Gute Strategien für den Handel

»Wichtig sind eine ehrliche, gründliche Beratung, eine ausführliche Probefahrt und das richtige Angebot an Varianten«, resümiert dazu Uwe Wöll die Erfahrungen des VSF. Zunehmend wichtig ist dabei auch die individuelle Konfiguration des Rads. »Bei den Produkten sehen wir bei unseren VSF-Fachhändlern, dass die Kunden, im Gegensatz zu Schnäppchenjägern, bei der Auswahl ‚ihres Rades‘ kompromisslos das für sie beste E-Bike in Wunschausstattung und Farbe haben wollen.«
Das sieht auch Jürgen Fuchs so und nimmt dazu auch gleich die Zubehörhersteller mit in die Pflicht: »Der Kunde bei uns möchte heute ein individuell konfiguriertes Rad, zusammen mit hochwertigen Komponenten, die ihm das Leben einfacher machen.
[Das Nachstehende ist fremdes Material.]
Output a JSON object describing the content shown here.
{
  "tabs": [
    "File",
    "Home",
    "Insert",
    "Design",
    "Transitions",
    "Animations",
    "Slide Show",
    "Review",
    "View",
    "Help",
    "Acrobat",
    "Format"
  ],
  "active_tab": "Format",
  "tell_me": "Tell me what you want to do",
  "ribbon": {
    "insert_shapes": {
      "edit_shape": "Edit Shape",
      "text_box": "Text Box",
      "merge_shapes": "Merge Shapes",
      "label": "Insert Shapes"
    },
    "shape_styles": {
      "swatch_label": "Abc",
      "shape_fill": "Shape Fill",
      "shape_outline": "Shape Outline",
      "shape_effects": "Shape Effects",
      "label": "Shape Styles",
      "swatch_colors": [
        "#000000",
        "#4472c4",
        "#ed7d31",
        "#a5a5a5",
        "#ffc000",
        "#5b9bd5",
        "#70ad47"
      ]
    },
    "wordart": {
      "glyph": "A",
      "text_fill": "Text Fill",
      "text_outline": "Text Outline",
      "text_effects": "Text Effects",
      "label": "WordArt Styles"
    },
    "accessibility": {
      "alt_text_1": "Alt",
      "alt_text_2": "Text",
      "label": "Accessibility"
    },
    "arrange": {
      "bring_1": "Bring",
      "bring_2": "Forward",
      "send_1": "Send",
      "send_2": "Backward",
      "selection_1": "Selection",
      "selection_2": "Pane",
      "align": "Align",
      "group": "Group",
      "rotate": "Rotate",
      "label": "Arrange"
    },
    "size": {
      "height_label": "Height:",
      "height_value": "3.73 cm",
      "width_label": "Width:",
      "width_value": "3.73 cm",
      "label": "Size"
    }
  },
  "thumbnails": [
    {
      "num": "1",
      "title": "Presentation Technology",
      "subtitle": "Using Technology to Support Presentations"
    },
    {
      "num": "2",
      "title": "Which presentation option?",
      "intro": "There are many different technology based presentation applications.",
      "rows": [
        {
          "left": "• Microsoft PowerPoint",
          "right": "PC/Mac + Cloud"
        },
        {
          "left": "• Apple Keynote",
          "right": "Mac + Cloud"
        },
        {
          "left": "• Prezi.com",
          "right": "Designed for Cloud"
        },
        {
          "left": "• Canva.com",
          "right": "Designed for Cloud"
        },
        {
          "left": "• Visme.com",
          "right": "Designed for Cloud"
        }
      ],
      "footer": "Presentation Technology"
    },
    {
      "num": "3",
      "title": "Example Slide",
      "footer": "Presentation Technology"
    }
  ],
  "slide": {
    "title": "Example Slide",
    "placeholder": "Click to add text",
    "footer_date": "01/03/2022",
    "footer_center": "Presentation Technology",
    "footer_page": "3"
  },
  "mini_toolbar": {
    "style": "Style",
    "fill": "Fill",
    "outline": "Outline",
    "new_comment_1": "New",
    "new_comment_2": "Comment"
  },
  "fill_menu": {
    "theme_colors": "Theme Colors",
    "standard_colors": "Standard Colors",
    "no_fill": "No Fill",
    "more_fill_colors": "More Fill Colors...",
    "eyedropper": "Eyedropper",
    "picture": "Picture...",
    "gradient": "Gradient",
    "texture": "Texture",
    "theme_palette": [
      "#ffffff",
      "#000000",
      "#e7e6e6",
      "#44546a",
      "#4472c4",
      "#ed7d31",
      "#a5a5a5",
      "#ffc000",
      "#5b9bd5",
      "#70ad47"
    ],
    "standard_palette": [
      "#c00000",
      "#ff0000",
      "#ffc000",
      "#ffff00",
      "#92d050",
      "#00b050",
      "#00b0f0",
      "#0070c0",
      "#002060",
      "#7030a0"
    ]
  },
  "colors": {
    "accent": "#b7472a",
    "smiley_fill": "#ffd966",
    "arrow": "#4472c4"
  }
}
Toll ist hier zum Beispiel, wenn Akku und Faltschloss mit dem gleichen Schlüssel bedient werden können. In der Preisklasse über 4000 Euro wollen die Kunden auch gerne ein Navigationssystem am E-Bike haben.«
Vielleicht ein wenig typisch für die Region, aber bei ihm sehen viele Kunden den Wert des E-Bikes durchaus auch als sinnvolle Geldanlage. »Bevor man das Geld zinslos auf der Bank lässt, gibt man es lieber für etwas Vernünftiges aus«, beschreibt Fuchs seine Erfahrungen.

Positiver Blick nach vorn

In der Praxis steht mit dem E-Bike-Kauf oft vor allem der Wunsch nach mehr Lebensqualität im Vordergrund, der mit Geld auf der Bank sowieso nicht aufzuwiegen ist. Vor dem Hintergrund von Dauerstaus und Parkplatznot, steigenden Umweltbelastungen, drohenden Dieselfahrverboten und nicht zuletzt einer akuten Glaubwürdigkeitskrise der Automobilindustrie könnten E-Bikes zudem für viele neue Nutzer, und vielleicht ja auch die Politik zu einer echten neuen Mobilitätslösung werden. Also, wir sind gespannt auf den E-Bike-Kunden 2018!